I just go to the hardware store and search their drawers of springs. If I cannot find what I want there I buy some piano wire at the hobby shop and wind my own spring around a nail or some other form of the needed diameter. Sometimes have to make several before I get the proper amount of springiness, and it is always "by guess and by golly" for me as to turn spacing and wire size.


----------



## Garratt (Sep 15, 2012)

Plain stainless steel guitar strings may be another source of wire to make your own.
Available in a series of gauges from .008" to .026" (possibly thicker).
A very small spring may have to be wound around another taut steel guitar string as they are 'springy' and have to be wound around something smaller than the required size. Experimentation required. 

Andrew


----------



## Mike Reilley (Jan 2, 2008)

Well....papa springs get together with mama springs...and produce baby springs. Now...papa springs are big and hard and mama springs are soft and pliable. Baby springs are little. 

You can see families of them on the MicroMark website (micromark.com) by searching for "springs".


----------



## Greg Elmassian (Jan 3, 2008)

I was about to say, depends on which type of springs. I think many people will agree that it's pretty certain truck springs come from the depths of h**l! 

;-)


----------



## BigRedOne (Dec 13, 2012)

To determine the spring rate, you might calculate the weight of the vehicle (if that's what it is), how far you wish the "static sag" to be, and the number of springs. I think that's all the figures needed. Assuming you want to buy them, you should be able to get the right spring rate.


----------



## kormsen (Oct 27, 2009)

when i was younger, i thought, springs come from Springfield. 

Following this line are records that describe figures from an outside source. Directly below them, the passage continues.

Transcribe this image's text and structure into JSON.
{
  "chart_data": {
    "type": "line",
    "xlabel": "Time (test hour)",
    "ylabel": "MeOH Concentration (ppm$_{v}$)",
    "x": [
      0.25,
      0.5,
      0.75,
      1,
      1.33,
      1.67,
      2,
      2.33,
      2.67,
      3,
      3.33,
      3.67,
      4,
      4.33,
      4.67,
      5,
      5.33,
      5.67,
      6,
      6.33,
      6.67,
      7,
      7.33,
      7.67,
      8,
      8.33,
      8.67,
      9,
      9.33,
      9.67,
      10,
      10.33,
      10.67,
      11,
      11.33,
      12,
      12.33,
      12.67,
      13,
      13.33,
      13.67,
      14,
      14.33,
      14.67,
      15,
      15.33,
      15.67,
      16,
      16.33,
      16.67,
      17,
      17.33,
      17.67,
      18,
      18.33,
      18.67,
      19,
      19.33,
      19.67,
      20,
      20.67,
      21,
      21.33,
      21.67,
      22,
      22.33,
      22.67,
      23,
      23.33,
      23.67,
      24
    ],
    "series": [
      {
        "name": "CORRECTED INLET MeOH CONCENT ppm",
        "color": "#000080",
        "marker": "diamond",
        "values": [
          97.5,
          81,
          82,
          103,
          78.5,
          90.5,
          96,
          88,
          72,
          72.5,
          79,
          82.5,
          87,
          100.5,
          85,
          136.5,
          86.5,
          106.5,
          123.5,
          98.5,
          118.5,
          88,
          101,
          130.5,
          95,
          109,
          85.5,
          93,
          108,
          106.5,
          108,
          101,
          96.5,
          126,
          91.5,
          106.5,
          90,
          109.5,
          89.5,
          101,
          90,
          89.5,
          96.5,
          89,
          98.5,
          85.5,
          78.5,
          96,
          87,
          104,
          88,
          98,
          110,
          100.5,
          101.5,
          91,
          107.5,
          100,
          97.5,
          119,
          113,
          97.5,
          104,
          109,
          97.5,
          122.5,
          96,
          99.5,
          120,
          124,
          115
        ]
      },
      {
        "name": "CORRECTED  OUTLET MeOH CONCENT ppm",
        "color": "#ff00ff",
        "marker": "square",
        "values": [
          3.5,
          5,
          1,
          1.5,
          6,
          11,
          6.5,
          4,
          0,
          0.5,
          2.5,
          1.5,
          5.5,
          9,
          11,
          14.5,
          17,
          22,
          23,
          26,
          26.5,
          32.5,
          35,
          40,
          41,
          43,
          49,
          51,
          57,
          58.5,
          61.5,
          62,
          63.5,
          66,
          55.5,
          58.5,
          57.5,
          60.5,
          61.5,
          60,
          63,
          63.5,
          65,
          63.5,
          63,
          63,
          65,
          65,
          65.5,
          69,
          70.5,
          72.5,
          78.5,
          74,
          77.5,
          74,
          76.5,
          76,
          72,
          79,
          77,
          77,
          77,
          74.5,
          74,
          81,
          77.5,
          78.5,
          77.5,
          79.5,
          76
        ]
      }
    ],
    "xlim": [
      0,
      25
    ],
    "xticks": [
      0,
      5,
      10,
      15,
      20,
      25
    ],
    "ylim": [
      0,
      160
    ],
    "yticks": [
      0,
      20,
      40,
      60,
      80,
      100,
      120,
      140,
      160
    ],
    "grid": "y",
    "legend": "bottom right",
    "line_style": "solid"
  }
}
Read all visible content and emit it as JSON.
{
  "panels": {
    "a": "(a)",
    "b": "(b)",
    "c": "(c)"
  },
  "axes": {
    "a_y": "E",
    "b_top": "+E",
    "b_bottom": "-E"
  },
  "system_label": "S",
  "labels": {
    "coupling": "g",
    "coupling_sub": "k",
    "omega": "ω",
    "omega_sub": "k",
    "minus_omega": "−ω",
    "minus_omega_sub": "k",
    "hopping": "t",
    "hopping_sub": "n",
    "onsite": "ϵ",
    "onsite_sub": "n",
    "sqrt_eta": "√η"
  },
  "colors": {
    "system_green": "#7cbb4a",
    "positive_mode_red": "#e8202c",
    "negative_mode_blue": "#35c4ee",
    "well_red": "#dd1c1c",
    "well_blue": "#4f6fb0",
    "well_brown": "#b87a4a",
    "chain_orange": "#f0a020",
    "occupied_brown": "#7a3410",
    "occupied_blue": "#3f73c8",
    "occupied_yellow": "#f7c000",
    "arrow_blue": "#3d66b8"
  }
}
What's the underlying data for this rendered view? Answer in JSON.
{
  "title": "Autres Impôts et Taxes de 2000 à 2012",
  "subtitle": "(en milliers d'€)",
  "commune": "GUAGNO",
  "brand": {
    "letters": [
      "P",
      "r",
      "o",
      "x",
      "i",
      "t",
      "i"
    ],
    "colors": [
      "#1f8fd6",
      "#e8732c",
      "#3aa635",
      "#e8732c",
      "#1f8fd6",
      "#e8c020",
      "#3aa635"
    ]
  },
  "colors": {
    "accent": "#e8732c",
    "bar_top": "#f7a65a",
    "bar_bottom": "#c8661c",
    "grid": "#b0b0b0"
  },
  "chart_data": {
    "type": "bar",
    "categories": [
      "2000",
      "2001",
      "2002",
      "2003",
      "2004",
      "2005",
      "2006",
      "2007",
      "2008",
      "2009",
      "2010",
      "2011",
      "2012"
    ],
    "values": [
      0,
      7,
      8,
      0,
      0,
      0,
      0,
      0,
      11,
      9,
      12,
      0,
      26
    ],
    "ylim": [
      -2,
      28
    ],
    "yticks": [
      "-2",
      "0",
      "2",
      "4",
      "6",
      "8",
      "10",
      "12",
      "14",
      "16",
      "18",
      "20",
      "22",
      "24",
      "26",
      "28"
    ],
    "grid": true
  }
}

meanwhile i learned, that they come out of ballpens and toys. 
and for fake, nonfunctional springs the oldfashioned fuse-wire is a very good rawmaterial.


----------



## Michael Glavin (Jan 2, 2009)

Chris, 

Spring assortments are available from $10.00 or less on eBay, Harbor Freight and others. I find these provide a starting point. Lowes, OSH, Home Depot and others generally have a large cross section and or assortment of springs available too. If nothing else there are companies that specialize in spring offerings. 

Micro Mark specifically and others I suspect sale tools to roll your own springs, these are usually tapered with size/stepped graduations for repetitive rolling and experimentation. 

Michael


----------



## Torby (Jan 2, 2008)

Don't throw away those hook & loop couplers that come with everything. They contain truck springs. 

Mollusks: Many people believe springs grow on bushes pollinated by a specific kind of bee that flies in a spiral. Actually, they come from mollusks, much like pearls. Spring divers in the South Pacific risk their lives and health every day diving to the snail beds. Then, in the boat, they crack the snails open. Most yield black springs, but occasionally they find gold springs. A gold spring means a prosperous year for the happy spring diver.


----------



## Ray Dunakin (Jan 6, 2008)

Whatever you do, never question the importance of springs! 

http://youtu.be/t2Hym_r409g


----------